The proposal covers hacking and accountability, asset lists, tokenized equities, consumer protection, sanctions compliance, DeFi, and stablecoins. Start by considering how to negate the effects of hacking. outstanding problem in the last few months. The proposal proposes the “5-5 standard” as a consensus negotiation standard between the victim protocol and the hacker in the event of a hack. As standard, he maintains 5% or $5 million (whichever is lower) as a bug bounty, while only needing to make sure the protocol reserves are sufficient to complete the customer. amount must be returned to the hacker.
Then, perhaps unsurprisingly, the proposal describes which digital assets can and cannot be listed on exchanges. According to the proposal, FTX’s legal team will: howie test and other relevant case law and guidance. If an asset is considered a security, it will be treated as such. If an asset does not turn out to be a security, FTX generally treats it as a non-securities instrument unless otherwise directed by the SEC or a court of competent jurisdiction. Ultimately, Bankman-Fried hopes that registration of digital asset securities will be done in a way that protects consumers and enables innovation.
The proposal also focuses on consumer protection and encourages crackdowns on assets that misrepresent or make misleading claims to consumers. Bankman-Fried also suggests that by default, especially in the case of retail, the system should not meaningfully operate on credit. This is because retail investors should not lose more than they have deposited on the platform. As such, the credit given by the platform should be scrutinized if there is a potential for social loss among other innocent investors on the platform.

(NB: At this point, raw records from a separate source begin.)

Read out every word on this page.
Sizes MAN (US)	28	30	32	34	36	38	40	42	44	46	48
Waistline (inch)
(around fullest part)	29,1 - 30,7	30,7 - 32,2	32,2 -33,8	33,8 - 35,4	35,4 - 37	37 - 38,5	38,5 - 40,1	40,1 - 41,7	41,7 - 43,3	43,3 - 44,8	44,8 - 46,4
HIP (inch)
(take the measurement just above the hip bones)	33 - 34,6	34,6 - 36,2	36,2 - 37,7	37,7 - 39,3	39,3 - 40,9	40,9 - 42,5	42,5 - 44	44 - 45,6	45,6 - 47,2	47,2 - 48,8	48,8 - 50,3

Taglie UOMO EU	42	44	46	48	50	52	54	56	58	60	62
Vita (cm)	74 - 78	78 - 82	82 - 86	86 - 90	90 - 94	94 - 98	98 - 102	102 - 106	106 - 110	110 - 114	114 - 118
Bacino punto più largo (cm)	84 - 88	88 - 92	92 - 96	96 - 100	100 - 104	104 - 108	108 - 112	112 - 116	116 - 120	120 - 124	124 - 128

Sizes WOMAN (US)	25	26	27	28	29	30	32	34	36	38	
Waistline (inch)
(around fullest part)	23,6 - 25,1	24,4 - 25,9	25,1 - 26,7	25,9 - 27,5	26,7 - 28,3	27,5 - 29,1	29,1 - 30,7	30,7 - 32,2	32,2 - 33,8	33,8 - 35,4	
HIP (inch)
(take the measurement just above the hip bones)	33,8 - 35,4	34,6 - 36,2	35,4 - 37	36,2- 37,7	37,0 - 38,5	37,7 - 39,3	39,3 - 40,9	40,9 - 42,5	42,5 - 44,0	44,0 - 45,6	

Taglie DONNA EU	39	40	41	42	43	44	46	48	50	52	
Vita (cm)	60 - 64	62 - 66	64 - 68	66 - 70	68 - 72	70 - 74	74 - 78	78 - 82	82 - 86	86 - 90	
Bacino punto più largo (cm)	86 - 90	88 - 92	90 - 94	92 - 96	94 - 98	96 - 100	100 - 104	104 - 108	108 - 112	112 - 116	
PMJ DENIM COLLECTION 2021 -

Sanctions compliance and DeFi proposals, including a proposal that DeFi front-ends could be licensed and incorporate sanctions screening, have sparked controversy among some DeFi advocates.
The proposal has made a useful contribution to the regulatory debate on digital assets and has helped spark debate on industry regulatory standards. Many prominent crypto personalities Commented on the proposal, including Erik Voorhees, founder of ShapeShift. live online debate Discussed with Bankman-Fried the merits of the proposed standard. This debate is expected to intensify for some time to come.